Typically I’m a tidy person. I like clean floors, clean bathrooms, and most importantly, clean kitchens. I don’t like a lot of clutter or knick-knacks. I’m the opposite of a hoarder.
However, the last four months or so, I’d estimate that I’ve spent approximately 5% of my time in a vertical position, and 95% of my time in my bed. That’s a generous estimation. Boo. My apartment is messy. There are stacks of paper all over the place from when I was frantically searching for all my stupid 1099s during tax times, there’s other stacks of unopened mail because I don’t like opening mail now, there’s dirty clothes and clean clothes in separate but disorganized piles, and really the only remaining organized area is my kitchen, because as aforementioned, it’s important to keep kitchens clean.
Even my kitchen, though, goddamnit. The turkey chili is still there! In the fridge! Fuck fuck fuck it is gonna be gross…
Today I must dispose of the gross. And of many other things. I’m sad to be leaving my little home. But, gotta get it ready for the next inhabitant.

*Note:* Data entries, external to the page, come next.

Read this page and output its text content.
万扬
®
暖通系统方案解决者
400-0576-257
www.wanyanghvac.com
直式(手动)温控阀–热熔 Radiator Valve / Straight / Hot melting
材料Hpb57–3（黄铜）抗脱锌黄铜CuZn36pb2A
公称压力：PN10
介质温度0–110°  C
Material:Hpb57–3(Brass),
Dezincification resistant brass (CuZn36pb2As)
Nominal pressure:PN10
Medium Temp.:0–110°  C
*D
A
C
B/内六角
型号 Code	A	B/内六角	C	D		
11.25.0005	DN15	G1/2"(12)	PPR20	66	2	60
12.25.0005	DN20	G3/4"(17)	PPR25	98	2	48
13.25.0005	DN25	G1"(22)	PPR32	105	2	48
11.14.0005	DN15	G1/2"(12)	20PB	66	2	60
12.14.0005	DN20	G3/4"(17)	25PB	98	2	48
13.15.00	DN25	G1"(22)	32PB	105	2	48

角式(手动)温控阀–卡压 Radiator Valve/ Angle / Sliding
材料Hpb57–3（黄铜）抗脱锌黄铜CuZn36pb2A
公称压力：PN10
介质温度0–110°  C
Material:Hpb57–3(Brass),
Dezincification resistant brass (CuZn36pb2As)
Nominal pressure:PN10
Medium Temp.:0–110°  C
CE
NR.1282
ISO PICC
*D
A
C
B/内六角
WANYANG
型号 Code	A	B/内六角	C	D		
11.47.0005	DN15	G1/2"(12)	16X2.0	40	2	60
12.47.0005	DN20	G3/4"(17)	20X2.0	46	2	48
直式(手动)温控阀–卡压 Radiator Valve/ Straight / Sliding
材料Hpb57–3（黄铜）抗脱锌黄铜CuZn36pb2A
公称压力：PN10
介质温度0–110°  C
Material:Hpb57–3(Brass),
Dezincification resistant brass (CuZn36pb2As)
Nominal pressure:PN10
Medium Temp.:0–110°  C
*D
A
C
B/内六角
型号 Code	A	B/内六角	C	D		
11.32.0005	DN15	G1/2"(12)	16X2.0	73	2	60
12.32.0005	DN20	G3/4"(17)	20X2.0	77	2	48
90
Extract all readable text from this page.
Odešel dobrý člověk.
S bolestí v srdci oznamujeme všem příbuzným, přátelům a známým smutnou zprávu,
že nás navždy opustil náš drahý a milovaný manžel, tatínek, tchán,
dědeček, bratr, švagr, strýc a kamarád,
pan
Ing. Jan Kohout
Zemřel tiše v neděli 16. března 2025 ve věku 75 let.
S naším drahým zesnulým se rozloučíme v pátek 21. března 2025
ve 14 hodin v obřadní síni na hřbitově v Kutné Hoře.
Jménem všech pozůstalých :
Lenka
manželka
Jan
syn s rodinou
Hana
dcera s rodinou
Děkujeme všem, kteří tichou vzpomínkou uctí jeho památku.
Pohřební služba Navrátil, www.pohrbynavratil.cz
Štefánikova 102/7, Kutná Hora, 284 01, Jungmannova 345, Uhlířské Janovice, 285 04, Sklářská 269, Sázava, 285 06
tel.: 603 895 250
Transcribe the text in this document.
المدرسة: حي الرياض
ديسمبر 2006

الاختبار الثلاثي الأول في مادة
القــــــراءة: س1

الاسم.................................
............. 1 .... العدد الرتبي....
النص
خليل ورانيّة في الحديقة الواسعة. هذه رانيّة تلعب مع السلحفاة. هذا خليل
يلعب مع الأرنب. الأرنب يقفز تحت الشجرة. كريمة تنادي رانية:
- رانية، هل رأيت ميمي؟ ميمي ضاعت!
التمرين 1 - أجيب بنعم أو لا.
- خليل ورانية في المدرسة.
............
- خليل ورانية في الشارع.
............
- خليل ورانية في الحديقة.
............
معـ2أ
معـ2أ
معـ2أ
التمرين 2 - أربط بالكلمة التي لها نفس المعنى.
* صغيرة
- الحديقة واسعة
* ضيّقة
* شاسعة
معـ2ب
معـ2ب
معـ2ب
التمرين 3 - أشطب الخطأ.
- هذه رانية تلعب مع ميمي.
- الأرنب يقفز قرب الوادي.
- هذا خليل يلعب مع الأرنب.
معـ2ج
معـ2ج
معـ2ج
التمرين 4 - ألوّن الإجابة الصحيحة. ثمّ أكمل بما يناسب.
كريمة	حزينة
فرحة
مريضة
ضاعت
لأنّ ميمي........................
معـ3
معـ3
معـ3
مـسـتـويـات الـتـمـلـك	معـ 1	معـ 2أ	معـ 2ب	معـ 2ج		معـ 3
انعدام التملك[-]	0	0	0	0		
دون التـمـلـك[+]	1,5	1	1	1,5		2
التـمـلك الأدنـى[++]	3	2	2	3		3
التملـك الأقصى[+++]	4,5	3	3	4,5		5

I’m tired. Sad. I don’t want to leave the comfort of my new routine of doing absolutely nothing. Apparently, though, people must do the things. Today I clean. Tomorrow I drug myself so I can make it through 10 hours of travel without sobbing and freaking out fellow passengers. Thursday, new life.
I’m fairly convinced that there’s no possible direction but improvement, though I’ve convinced myself that in the past and have been repeatedly incorrect. We’ll see. Wish me luck!